The national economic outlook looks less robust going into the second half although modest growth is still expected, Fannie Mae said in its latest economic and strategic research group.
One "bright spot" is housing, the government-sponsored enterprise said.
Home sales increased by 9% in the most recent Fannie report while single-family starts are up almost 20% year-over-year. Further, the share of polled consumers who say they would buy a home if they were going to move increased by 6 percentage points to the highest level seen in the survey’s two-year history.

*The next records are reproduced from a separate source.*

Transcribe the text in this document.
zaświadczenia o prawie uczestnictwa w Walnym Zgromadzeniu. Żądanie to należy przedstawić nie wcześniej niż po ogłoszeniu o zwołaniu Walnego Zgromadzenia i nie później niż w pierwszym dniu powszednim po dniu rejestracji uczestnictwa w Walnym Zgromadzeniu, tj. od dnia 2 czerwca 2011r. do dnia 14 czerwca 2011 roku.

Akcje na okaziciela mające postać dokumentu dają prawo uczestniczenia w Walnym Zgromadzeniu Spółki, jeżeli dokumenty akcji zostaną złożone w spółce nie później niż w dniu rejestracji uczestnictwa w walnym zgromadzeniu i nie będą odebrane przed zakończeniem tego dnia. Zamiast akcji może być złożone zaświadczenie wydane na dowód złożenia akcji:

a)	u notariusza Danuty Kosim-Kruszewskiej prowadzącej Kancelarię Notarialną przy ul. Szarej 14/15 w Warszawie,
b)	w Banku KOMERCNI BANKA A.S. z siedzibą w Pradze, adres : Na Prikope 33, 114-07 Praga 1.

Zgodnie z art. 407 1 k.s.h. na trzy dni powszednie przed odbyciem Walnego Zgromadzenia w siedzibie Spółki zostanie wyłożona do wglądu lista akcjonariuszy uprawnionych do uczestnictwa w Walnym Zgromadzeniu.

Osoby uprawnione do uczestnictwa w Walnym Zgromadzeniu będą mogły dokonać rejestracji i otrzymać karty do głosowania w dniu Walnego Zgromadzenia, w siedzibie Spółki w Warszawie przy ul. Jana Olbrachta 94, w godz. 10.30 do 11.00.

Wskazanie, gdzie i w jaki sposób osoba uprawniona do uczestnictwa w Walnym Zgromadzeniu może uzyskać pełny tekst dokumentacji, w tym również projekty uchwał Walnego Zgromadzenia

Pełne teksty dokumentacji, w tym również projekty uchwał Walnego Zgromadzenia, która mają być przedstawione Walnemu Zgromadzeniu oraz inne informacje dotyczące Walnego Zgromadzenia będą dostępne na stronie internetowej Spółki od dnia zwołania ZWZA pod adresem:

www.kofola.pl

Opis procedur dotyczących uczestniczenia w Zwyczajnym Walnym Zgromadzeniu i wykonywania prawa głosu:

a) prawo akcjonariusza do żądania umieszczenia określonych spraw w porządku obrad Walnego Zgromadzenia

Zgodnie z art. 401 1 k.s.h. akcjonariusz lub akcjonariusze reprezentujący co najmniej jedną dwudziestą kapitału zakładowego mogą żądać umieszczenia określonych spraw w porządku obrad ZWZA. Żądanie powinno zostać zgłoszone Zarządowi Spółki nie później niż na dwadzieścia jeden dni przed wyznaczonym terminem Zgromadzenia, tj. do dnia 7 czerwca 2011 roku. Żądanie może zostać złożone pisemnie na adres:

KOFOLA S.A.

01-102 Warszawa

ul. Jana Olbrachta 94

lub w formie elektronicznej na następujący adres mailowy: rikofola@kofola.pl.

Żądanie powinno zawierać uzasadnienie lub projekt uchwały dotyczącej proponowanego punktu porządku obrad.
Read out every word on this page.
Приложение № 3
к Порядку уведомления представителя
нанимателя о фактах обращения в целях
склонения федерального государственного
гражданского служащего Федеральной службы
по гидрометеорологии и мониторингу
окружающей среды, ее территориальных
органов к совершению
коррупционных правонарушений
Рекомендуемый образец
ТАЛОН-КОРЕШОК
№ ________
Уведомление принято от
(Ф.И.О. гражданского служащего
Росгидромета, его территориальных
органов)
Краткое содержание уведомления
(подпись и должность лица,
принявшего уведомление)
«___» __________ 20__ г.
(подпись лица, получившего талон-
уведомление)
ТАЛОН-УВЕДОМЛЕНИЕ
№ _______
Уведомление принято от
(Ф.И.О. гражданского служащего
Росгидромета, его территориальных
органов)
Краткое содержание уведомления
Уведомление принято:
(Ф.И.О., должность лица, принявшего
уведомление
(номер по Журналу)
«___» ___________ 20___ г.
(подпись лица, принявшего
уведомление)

"The data from the past month collectively point to decelerating economic growth, but growth nonetheless," said Fannie Mae chief economist Doug Duncan. "It's now clear that our bias toward downside risks noted in the June forecast have materialized, pushing down our already modest growth projections. However, despite signs of deteriorating momentum for economic activity, housing continues to be a bright spot as news from the housing market has been relatively upbeat, presenting a rare upside boost to the economy."
Sluggish overall growth expectations are attributed partly to June data which shows fewer hires when compared to the first-quarter's monthly average. Not to mention, fears that the European debt crisis will impact domestic financial markets.
Fannie said the current estimate for 2012 gross domestic product growth has been reduced from 2.2% to 2%.
Still, homeowners are confident with the June National Housing Survey showing that homeowners are now more confident when forecasting home price expectations for the next year. Low interest rates also are buoying confidence with more polled consumers—a six-percentage point increase to be exact—saying they would buy a home if they were going to move.